The women reached out to Kim Durnell, a Wesley AME Church leader, and Pastor Cathy Brownlee. Their response was excited and enthusiastic. The two groups collaborated on plans for a community work party, and the horticultural society arranged a plan of action. They organized work groups to attack problems on each side of the building, with particular attention on clearing weeds and leaves, as well as rerouting downspouts to improve drainage away from the building.
But most of the heavy-duty work was done in the church’s backyard, where a huge fallen tree, covered in brambles, vines, and waist-high weeds, had cut off access to half of the land. With sweat and dirt streaking their faces, a dozen men and women wielded loppers, a handsaw, and a chainsaw to clear the area. About 50 yard-waste bags filled with ripped up ivy vines and thorny twigs were carted out to the curb to be hauled off.
With the growth cleared, the workers found old metal pipes, rusted-out industrial pieces, and mounds of bricks and stones dumped in the far reaches of the yard. Wheeled to the curb, the junk formed piles weighing hundreds of pounds.
Afterwards, surveying the cleared space in the back that nearly doubles the church’s accessible land, Brownlee, the church’s new pastor, was thrilled.
“To listen to people talk about how they had Sunday School back here, and vacation Bible School...those are things we can now maybe do again,” she said. “It really makes us feel that this part of the community is appreciated. There is a reverence for the Historically Black Neighborhood of Swarthmore, and a reverence for the house of God.”
Ines Rodriguez, who lives across the street from the church, echoed Brownlee’s sentiments about the HBNS, saying its history is what drew her and her husband Michael Matotek to the neighborhood. Since the pandemic suspended services, “We miss the weekly hellos from the church folks. We miss their music and singing. We felt very strongly about helping them with this project,” she said.
In front of the building, garden beds were updated to provide more colorful blooms throughout the year, with a color scheme of liturgically significant purple, white, green, and yellow. Most of the early spring-blooming crocus and daffodils, summer daylilies and spiderwort, and fall toad lily and hosta were provided through donations.
The work party was a great start to what organizers hope will be a long and lasting relationship. “Today was amazing,” Durnell said. “I can see room for community space now and maybe a vegetable garden. It was a reflection of what America should be and what a community is.”

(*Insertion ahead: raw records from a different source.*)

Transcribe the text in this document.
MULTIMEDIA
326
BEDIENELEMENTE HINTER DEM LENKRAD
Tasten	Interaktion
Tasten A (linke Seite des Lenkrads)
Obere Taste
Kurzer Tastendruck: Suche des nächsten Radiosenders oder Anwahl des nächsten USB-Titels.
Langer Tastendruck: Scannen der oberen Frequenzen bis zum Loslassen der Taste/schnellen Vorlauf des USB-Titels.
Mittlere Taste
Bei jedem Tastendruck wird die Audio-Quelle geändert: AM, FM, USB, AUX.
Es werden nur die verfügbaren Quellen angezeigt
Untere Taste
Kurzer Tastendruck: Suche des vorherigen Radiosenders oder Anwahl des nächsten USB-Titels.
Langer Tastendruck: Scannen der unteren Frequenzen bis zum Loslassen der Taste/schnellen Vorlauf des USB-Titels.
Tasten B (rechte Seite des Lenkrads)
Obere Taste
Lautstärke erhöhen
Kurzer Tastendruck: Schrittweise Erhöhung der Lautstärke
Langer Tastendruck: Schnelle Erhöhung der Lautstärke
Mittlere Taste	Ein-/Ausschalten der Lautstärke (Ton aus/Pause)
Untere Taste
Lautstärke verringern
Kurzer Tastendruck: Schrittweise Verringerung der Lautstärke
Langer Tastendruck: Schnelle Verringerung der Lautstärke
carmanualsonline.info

Her words held extra weight because, an hour earlier, almost like a coda to the event, older female church members staffing the snack table had suddenly let out cheers and hollers. The major news networks had declared Joe Biden the winner of the presidential election.
“I really was surprised about the amount of people who came out to help,” Brownlee said. “The heart of mankind was very much on display today.”